Kurikulum 2013 yang gelojoh kerohanian akan mematikan fungsi kritis dan logika nalar individu. Matinya daya kritis akan semakin mudah menyemai benih kekerasan atas nama agama dan perbedaan melalui proses indoktrinasi terstruktur. Gejala ini sudah kita lihat terjadi di masyarakat. Masyarakat kita gemar menghunus pedang dan menghancurkan mereka yang berbeda atas nama agama!
Berpikir kritis muncul apabila logika bertumbuh. Logika bertumbuh apabila siswa diajak berpikir lurus dan benar melalui ketaatan pada alur pikir. Dalam pembelajaran Matematika, yang paling penting adalah keteguhan sikap. Siswa diajak mempertahankan
pendapatnya apabila ia yakin pendapatnya benar, dan berani mengubahnya apabila keliru.

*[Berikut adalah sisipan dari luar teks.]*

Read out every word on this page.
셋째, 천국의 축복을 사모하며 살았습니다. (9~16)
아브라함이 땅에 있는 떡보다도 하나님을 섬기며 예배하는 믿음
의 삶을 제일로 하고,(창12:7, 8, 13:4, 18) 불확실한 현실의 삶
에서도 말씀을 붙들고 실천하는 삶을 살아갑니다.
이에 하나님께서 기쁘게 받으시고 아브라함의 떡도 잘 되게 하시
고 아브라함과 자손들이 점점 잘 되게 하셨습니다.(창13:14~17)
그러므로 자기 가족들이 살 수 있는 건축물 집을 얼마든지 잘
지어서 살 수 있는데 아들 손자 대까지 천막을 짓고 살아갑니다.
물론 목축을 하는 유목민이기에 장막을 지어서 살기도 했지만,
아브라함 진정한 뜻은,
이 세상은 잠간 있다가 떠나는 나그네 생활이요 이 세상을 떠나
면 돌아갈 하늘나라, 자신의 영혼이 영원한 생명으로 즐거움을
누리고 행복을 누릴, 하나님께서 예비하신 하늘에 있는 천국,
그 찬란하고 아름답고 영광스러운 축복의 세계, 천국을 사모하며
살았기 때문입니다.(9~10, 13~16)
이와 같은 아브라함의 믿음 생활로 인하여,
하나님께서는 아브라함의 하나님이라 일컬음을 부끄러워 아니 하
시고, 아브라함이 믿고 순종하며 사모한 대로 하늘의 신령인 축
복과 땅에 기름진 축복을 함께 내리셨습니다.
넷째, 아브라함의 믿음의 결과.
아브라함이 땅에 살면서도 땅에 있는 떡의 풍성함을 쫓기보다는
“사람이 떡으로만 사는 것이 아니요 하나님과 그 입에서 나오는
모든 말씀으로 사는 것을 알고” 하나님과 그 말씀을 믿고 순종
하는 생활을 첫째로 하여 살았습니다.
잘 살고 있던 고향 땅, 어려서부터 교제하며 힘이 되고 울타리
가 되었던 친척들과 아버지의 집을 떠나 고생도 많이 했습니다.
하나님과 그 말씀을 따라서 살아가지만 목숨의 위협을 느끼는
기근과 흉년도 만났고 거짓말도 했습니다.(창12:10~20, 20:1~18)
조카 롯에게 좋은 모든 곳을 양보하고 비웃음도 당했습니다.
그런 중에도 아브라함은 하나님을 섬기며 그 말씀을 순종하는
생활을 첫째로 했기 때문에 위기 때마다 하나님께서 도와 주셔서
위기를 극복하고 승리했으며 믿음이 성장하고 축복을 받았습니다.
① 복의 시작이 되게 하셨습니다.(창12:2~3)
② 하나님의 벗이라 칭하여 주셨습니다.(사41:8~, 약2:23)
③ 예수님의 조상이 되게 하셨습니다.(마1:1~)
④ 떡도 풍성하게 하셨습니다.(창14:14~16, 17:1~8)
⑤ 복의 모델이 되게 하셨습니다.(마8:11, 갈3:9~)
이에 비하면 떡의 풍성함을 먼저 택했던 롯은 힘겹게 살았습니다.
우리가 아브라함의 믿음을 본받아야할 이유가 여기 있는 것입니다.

Inilah nilai integritas yang diperoleh dari belajar Matematika. Pembelajaran Matematika yang benar menghasilkan individu yang kritis, terbuka, dan berintegritas. Tak mengherankan apabila panitia PISA menyimpulkan: penguasaan pengetahuan Matematika menjadi dasar meningkatnya peringkat pendidikan di beberapa negara.
Bangsa ini sudah kehilangan logika nalar, cenderung berpikir separatis, dan eksklusif. Cara berpikir kebangsaan yang terbuka dan kritis semakin jauh dari lingkungan pendidikan dan pembelajaran kita. Bhinneka Tunggal Ika hanya menjadi sekadar pita yang tertempel di suvenir Garuda. Kita sibuk mengurusi tampilan luar, mengatur model baju, seragam sekolah, dan lain-lain, tetapi lupa bahwa pengalaman belajarlah yang paling penting harus terjadi di sekolah.
Menjadi juara sebagai siswa paling bahagia berada di sekolah dan bersahabat mestinya tak membuat kita senang. Kita harus lihat bahwa tetap bertenggernya Indonesia di barisan paling belakang di antara para siswa lain menunjukkan betapa pengalaman belajar itu tidak terjadi di sekolah-sekolah kita. Spiritualisme pendidikan yang dangkal akan menjadi beban bagi bangsa ini untuk naik kelas dalam peringkat PISA.